Our studies have previously identified potential molecular mimicry sequences between Acinetobacter and Pseudomonas and brain components.

Elevated levels of antibodies to these microorganisms as well as against these bacterial peptides were found in multiple sclerosis patients.

Class specific immune responses to peptide sequences from Acinetobacter and Pseudomonas bacteria, which mimic the brain components of myelin basic protein and myelin oligodendrocyte glycoprotein (MOG) were found in multiple sclerosis patients.

Autoantibodies to myelin antigens, including MOG, myelin basic protein (Warren and Catz 1997), myelin associated glycoproteins (Wajgt and Gorny 1983) and gray matter neurofilaments are well recognised in multiple sclerosis patients.

Our studies indicate that amino acid sequences can also function as a B cell epitope as increased levels of IgA, IgM and IgG antibodies were observed to myelin basic protein (MBP) (residues 110–224) in multiple sclerosis patients when compared to healthy controls or CVA patients.

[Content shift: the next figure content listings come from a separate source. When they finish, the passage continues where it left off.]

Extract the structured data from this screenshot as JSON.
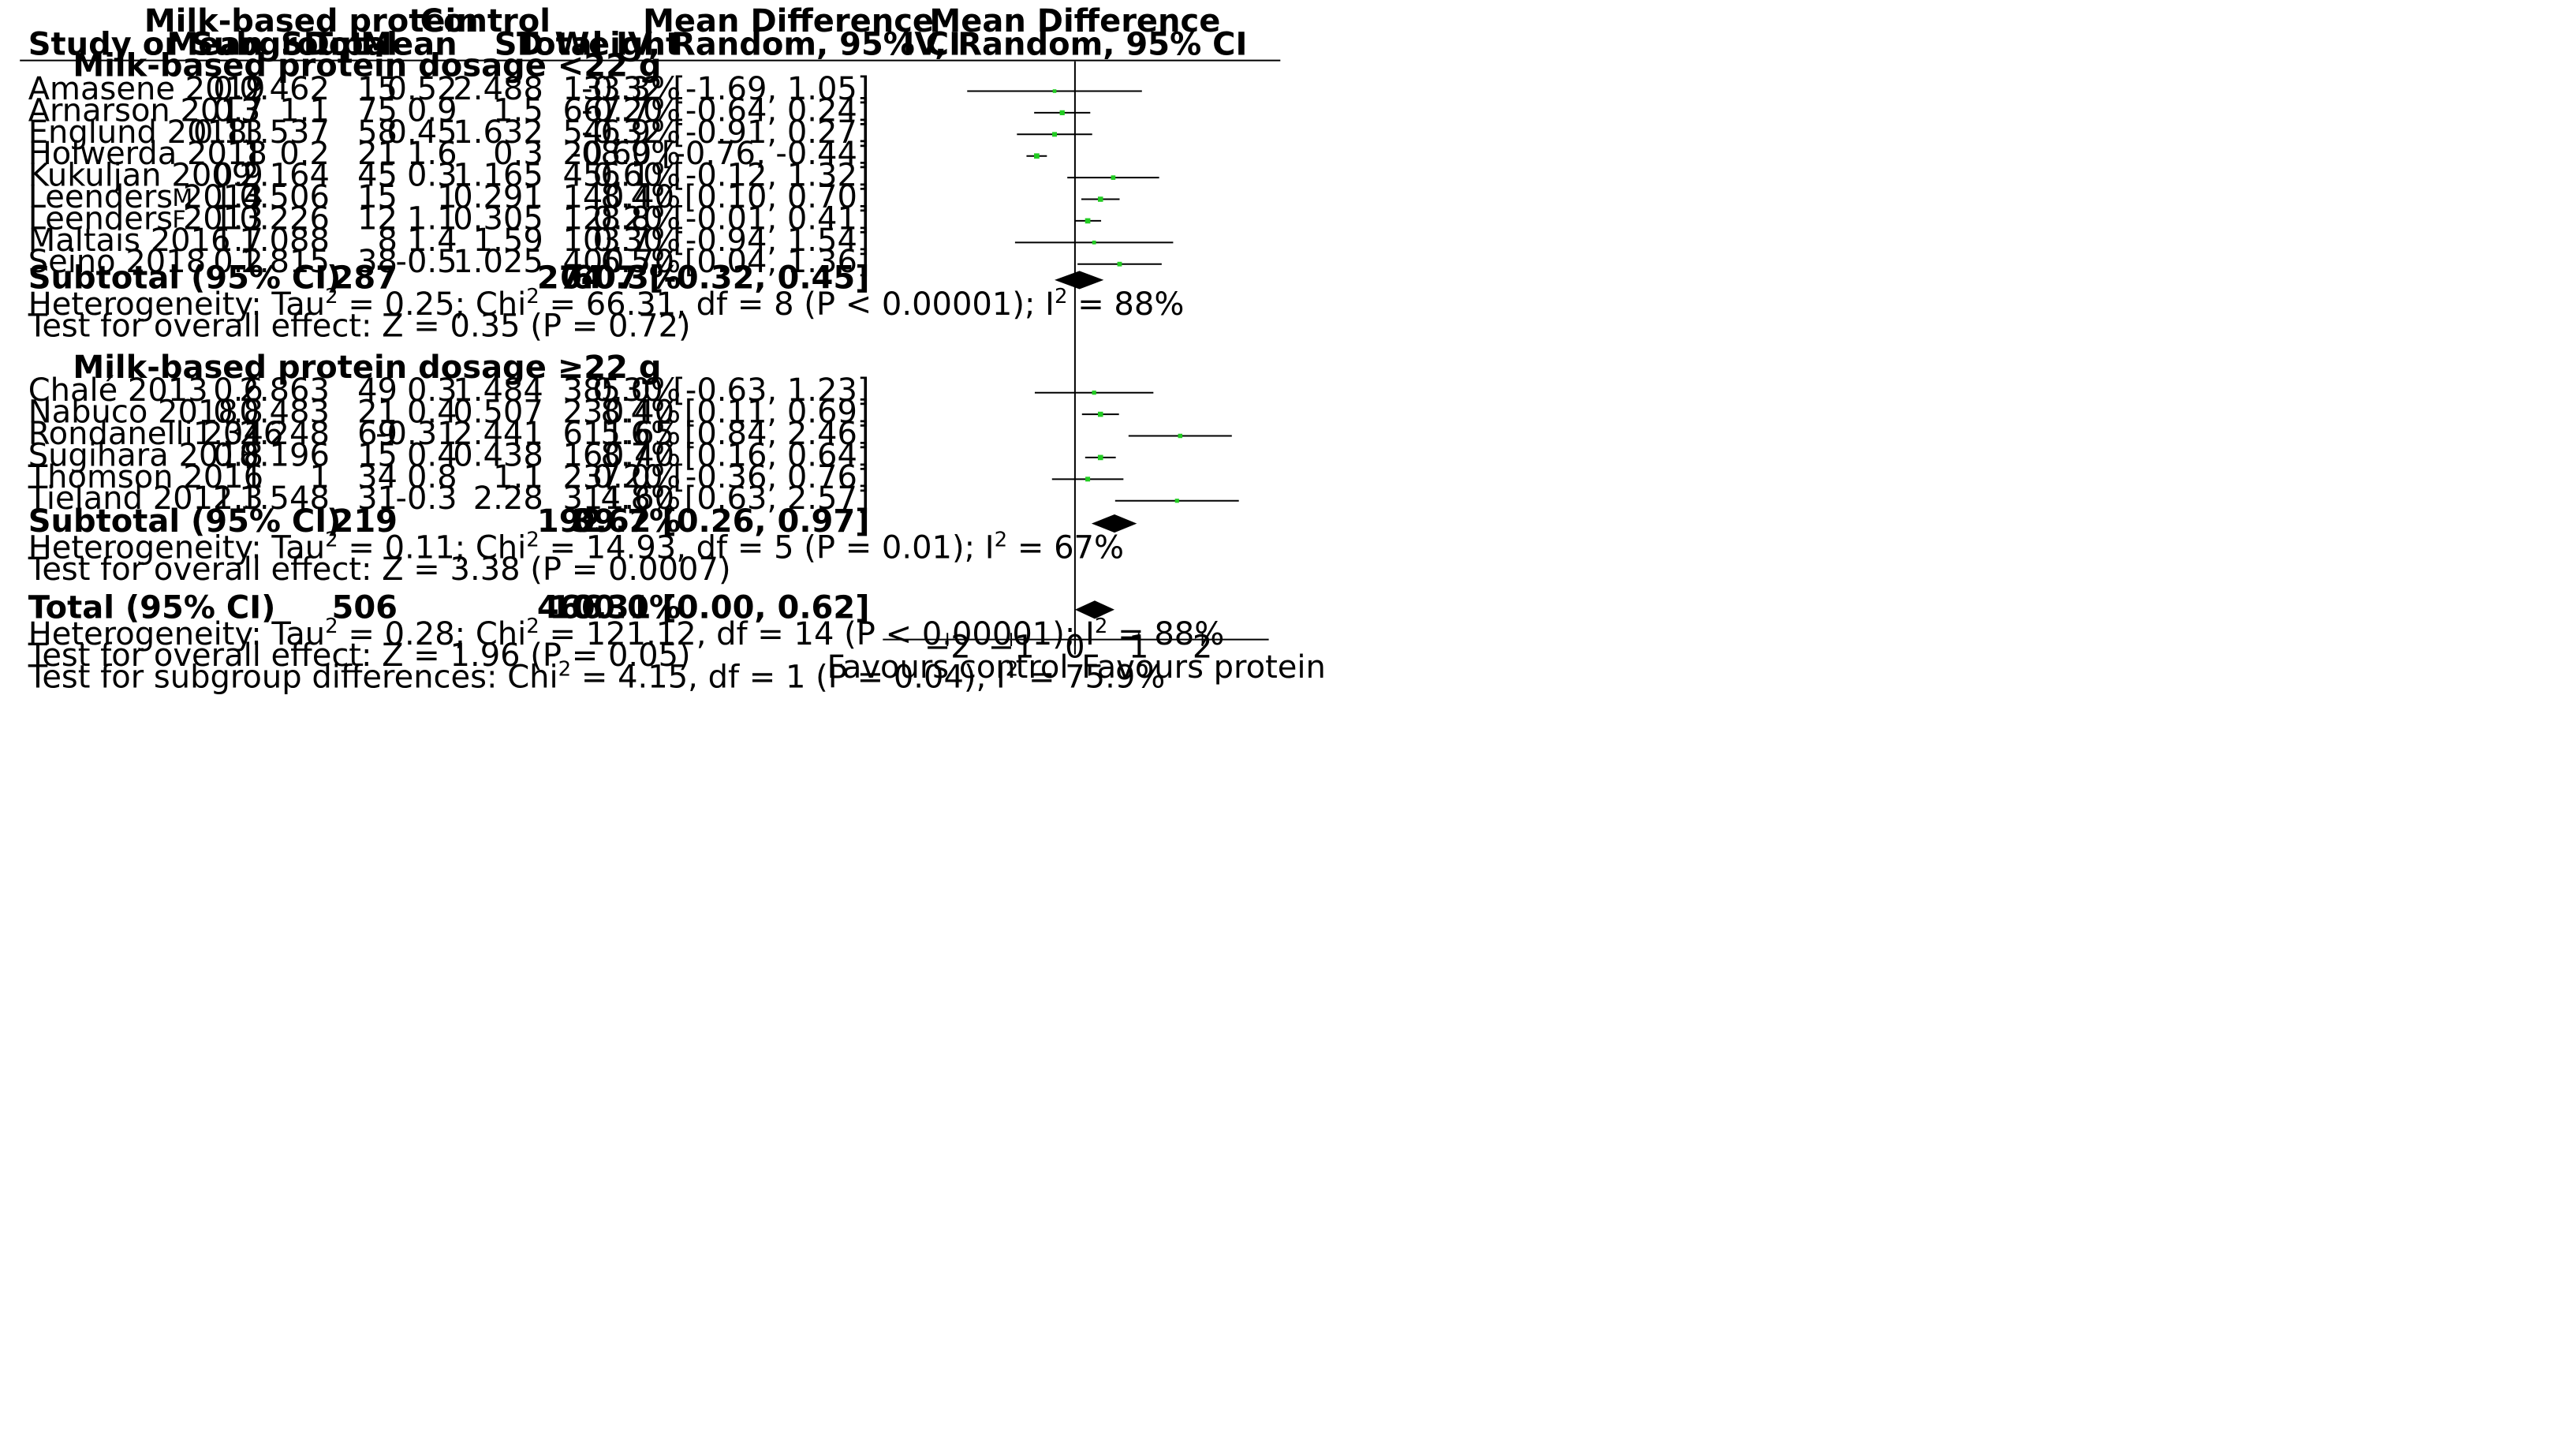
{
  "chart_data": {
    "type": "forest",
    "header": {
      "group_exp": "Milk-based protein",
      "group_ctl": "Control",
      "md_header_line1": "Mean Difference",
      "md_header_line2": "IV, Random, 95% CI",
      "plot_header_line1": "Mean Difference",
      "plot_header_line2": "IV, Random, 95% CI",
      "cols": {
        "study": "Study or Subgroup",
        "exp_mean": "Mean",
        "exp_sd": "SD",
        "exp_total": "Total",
        "ctl_mean": "Mean",
        "ctl_sd": "SD",
        "ctl_total": "Total",
        "weight": "Weight"
      }
    },
    "subgroups": [
      {
        "title": "Milk-based protein dosage <22 g",
        "studies": [
          {
            "name": "Amasene 2019",
            "marker": "",
            "exp_mean": "0.2",
            "exp_sd": "0.462",
            "exp_total": "15",
            "ctl_mean": "0.52",
            "ctl_sd": "2.488",
            "ctl_total": "13",
            "weight": "3.3%",
            "ci_text": "-0.32 [-1.69, 1.05]",
            "md": -0.32,
            "lo": -1.69,
            "hi": 1.05,
            "w": 3.3
          },
          {
            "name": "Arnarson 2013",
            "marker": "",
            "exp_mean": "0.7",
            "exp_sd": "1.1",
            "exp_total": "75",
            "ctl_mean": "0.9",
            "ctl_sd": "1.5",
            "ctl_total": "66",
            "weight": "7.7%",
            "ci_text": "-0.20 [-0.64, 0.24]",
            "md": -0.2,
            "lo": -0.64,
            "hi": 0.24,
            "w": 7.7
          },
          {
            "name": "Englund 2018",
            "marker": "",
            "exp_mean": "0.13",
            "exp_sd": "1.537",
            "exp_total": "58",
            "ctl_mean": "0.45",
            "ctl_sd": "1.632",
            "ctl_total": "54",
            "weight": "6.9%",
            "ci_text": "-0.32 [-0.91, 0.27]",
            "md": -0.32,
            "lo": -0.91,
            "hi": 0.27,
            "w": 6.9
          },
          {
            "name": "Holwerda 2018",
            "marker": "",
            "exp_mean": "1",
            "exp_sd": "0.2",
            "exp_total": "21",
            "ctl_mean": "1.6",
            "ctl_sd": "0.3",
            "ctl_total": "20",
            "weight": "8.9%",
            "ci_text": "-0.60 [-0.76, -0.44]",
            "md": -0.6,
            "lo": -0.76,
            "hi": -0.44,
            "w": 8.9
          },
          {
            "name": "Kukuljan 2009",
            "marker": "",
            "exp_mean": "0.9",
            "exp_sd": "2.164",
            "exp_total": "45",
            "ctl_mean": "0.3",
            "ctl_sd": "1.165",
            "ctl_total": "45",
            "weight": "6.1%",
            "ci_text": "0.60 [-0.12, 1.32]",
            "md": 0.6,
            "lo": -0.12,
            "hi": 1.32,
            "w": 6.1
          },
          {
            "name": "Leenders 2013",
            "marker": "M",
            "exp_mean": "1.4",
            "exp_sd": "0.506",
            "exp_total": "15",
            "ctl_mean": "1",
            "ctl_sd": "0.291",
            "ctl_total": "14",
            "weight": "8.4%",
            "ci_text": "0.40 [0.10, 0.70]",
            "md": 0.4,
            "lo": 0.1,
            "hi": 0.7,
            "w": 8.4
          },
          {
            "name": "Leenders 2013",
            "marker": "F",
            "exp_mean": "1.3",
            "exp_sd": "0.226",
            "exp_total": "12",
            "ctl_mean": "1.1",
            "ctl_sd": "0.305",
            "ctl_total": "12",
            "weight": "8.8%",
            "ci_text": "0.20 [-0.01, 0.41]",
            "md": 0.2,
            "lo": -0.01,
            "hi": 0.41,
            "w": 8.8
          },
          {
            "name": "Maltais 2016",
            "marker": "",
            "exp_mean": "1.7",
            "exp_sd": "1.088",
            "exp_total": "8",
            "ctl_mean": "1.4",
            "ctl_sd": "1.59",
            "ctl_total": "10",
            "weight": "3.7%",
            "ci_text": "0.30 [-0.94, 1.54]",
            "md": 0.3,
            "lo": -0.94,
            "hi": 1.54,
            "w": 3.7
          },
          {
            "name": "Seino 2018",
            "marker": "",
            "exp_mean": "0.2",
            "exp_sd": "1.815",
            "exp_total": "38",
            "ctl_mean": "-0.5",
            "ctl_sd": "1.025",
            "ctl_total": "40",
            "weight": "6.5%",
            "ci_text": "0.70 [0.04, 1.36]",
            "md": 0.7,
            "lo": 0.04,
            "hi": 1.36,
            "w": 6.5
          }
        ],
        "subtotal": {
          "label": "Subtotal (95% CI)",
          "exp_total": "287",
          "ctl_total": "274",
          "weight": "60.3%",
          "ci_text": "0.07 [-0.32, 0.45]",
          "md": 0.07,
          "lo": -0.32,
          "hi": 0.45
        },
        "heterogeneity": {
          "p1": "Heterogeneity: Tau",
          "p2": " = 0.25; Chi",
          "p3": " = 66.31, df = 8 (P < 0.00001); I",
          "p4": " = 88%"
        },
        "overall": "Test for overall effect: Z = 0.35 (P = 0.72)"
      },
      {
        "title": "Milk-based protein dosage ≥22 g",
        "studies": [
          {
            "name": "Chalé 2013",
            "marker": "",
            "exp_mean": "0.6",
            "exp_sd": "2.863",
            "exp_total": "49",
            "ctl_mean": "0.3",
            "ctl_sd": "1.484",
            "ctl_total": "38",
            "weight": "5.0%",
            "ci_text": "0.30 [-0.63, 1.23]",
            "md": 0.3,
            "lo": -0.63,
            "hi": 1.23,
            "w": 5.0
          },
          {
            "name": "Nabuco 2018",
            "marker": "",
            "exp_mean": "0.8",
            "exp_sd": "0.483",
            "exp_total": "21",
            "ctl_mean": "0.4",
            "ctl_sd": "0.507",
            "ctl_total": "23",
            "weight": "8.4%",
            "ci_text": "0.40 [0.11, 0.69]",
            "md": 0.4,
            "lo": 0.11,
            "hi": 0.69,
            "w": 8.4
          },
          {
            "name": "Rondanelli 2016",
            "marker": "",
            "exp_mean": "1.34",
            "exp_sd": "2.248",
            "exp_total": "69",
            "ctl_mean": "-0.31",
            "ctl_sd": "2.441",
            "ctl_total": "61",
            "weight": "5.6%",
            "ci_text": "1.65 [0.84, 2.46]",
            "md": 1.65,
            "lo": 0.84,
            "hi": 2.46,
            "w": 5.6
          },
          {
            "name": "Sugihara 2018",
            "marker": "",
            "exp_mean": "0.8",
            "exp_sd": "0.196",
            "exp_total": "15",
            "ctl_mean": "0.4",
            "ctl_sd": "0.438",
            "ctl_total": "16",
            "weight": "8.7%",
            "ci_text": "0.40 [0.16, 0.64]",
            "md": 0.4,
            "lo": 0.16,
            "hi": 0.64,
            "w": 8.7
          },
          {
            "name": "Thomson 2016",
            "marker": "",
            "exp_mean": "1",
            "exp_sd": "1",
            "exp_total": "34",
            "ctl_mean": "0.8",
            "ctl_sd": "1.1",
            "ctl_total": "23",
            "weight": "7.0%",
            "ci_text": "0.20 [-0.36, 0.76]",
            "md": 0.2,
            "lo": -0.36,
            "hi": 0.76,
            "w": 7.0
          },
          {
            "name": "Tieland 2012",
            "marker": "",
            "exp_mean": "1.3",
            "exp_sd": "1.548",
            "exp_total": "31",
            "ctl_mean": "-0.3",
            "ctl_sd": "2.28",
            "ctl_total": "31",
            "weight": "4.8%",
            "ci_text": "1.60 [0.63, 2.57]",
            "md": 1.6,
            "lo": 0.63,
            "hi": 2.57,
            "w": 4.8
          }
        ],
        "subtotal": {
          "label": "Subtotal (95% CI)",
          "exp_total": "219",
          "ctl_total": "192",
          "weight": "39.7%",
          "ci_text": "0.62 [0.26, 0.97]",
          "md": 0.62,
          "lo": 0.26,
          "hi": 0.97
        },
        "heterogeneity": {
          "p1": "Heterogeneity: Tau",
          "p2": " = 0.11; Chi",
          "p3": " = 14.93, df = 5 (P = 0.01); I",
          "p4": " = 67%"
        },
        "overall": "Test for overall effect: Z = 3.38 (P = 0.0007)"
      }
    ],
    "total": {
      "label": "Total (95% CI)",
      "exp_total": "506",
      "ctl_total": "466",
      "weight": "100.0%",
      "ci_text": "0.31 [0.00, 0.62]",
      "md": 0.31,
      "lo": 0.0,
      "hi": 0.62,
      "heterogeneity": {
        "p1": "Heterogeneity: Tau",
        "p2": " = 0.28; Chi",
        "p3": " = 121.12, df = 14 (P < 0.00001); I",
        "p4": " = 88%"
      },
      "overall": "Test for overall effect: Z = 1.96 (P = 0.05)",
      "subgroup_diff": {
        "p1": "Test for subgroup differences: Chi",
        "p2": " = 4.15, df = 1 (P = 0.04), I",
        "p3": " = 75.9%"
      }
    },
    "axis": {
      "xlim": [
        -2,
        3
      ],
      "ticks": [
        -2,
        -1,
        0,
        1,
        2
      ],
      "tick_labels": [
        "−2",
        "−1",
        "0",
        "1",
        "2"
      ],
      "left_label": "Favours control",
      "right_label": "Favours protein"
    },
    "colors": {
      "study_point": "#22cc22",
      "diamond": "#000000",
      "line": "#000000"
    }
  }
}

Both T cell and antibody responses to MOG (residues 35–55) have been shown in multiple sclerosis patients (Kennel de March et al. 2003).

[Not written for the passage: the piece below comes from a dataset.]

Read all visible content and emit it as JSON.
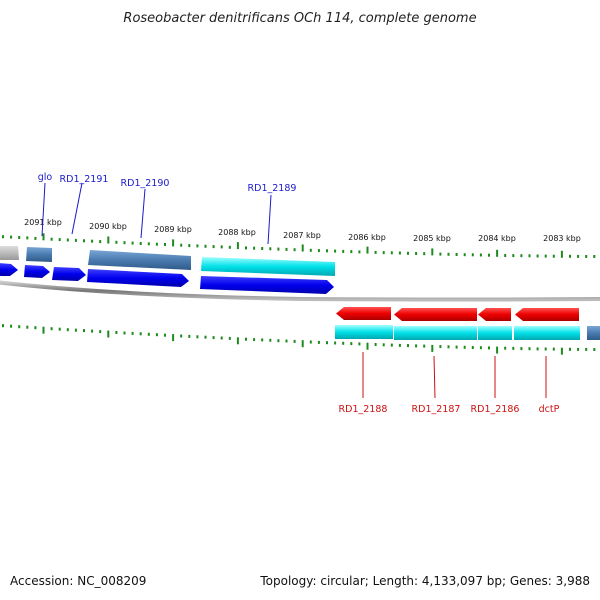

We show that IgA, IgM and IgG antibodies to a similar epitope, namely MOG (residues 43–57) are elevated in multiple sclerosis patients compared to CVA patients or healthy controls.

The results suggest that the mimicry sequences identified between Acinetobacter, Pseudomonas, myelin basic protein and myelin oligodendrocyte glycoprotein (MOG) could be potentially cross-reactive.

It is therefore suggested that the antibody responses to the specific bacterial peptide antigens seen in multiple sclerosis patients could cross-react and bind to myelin constituents within the brain, thereby enhancing the pathological lesions seen in multiple sclerosis.

Further studies are required to evaluate the role of Acinetobacter and Pseudomonas bacteria in multiple sclerosis.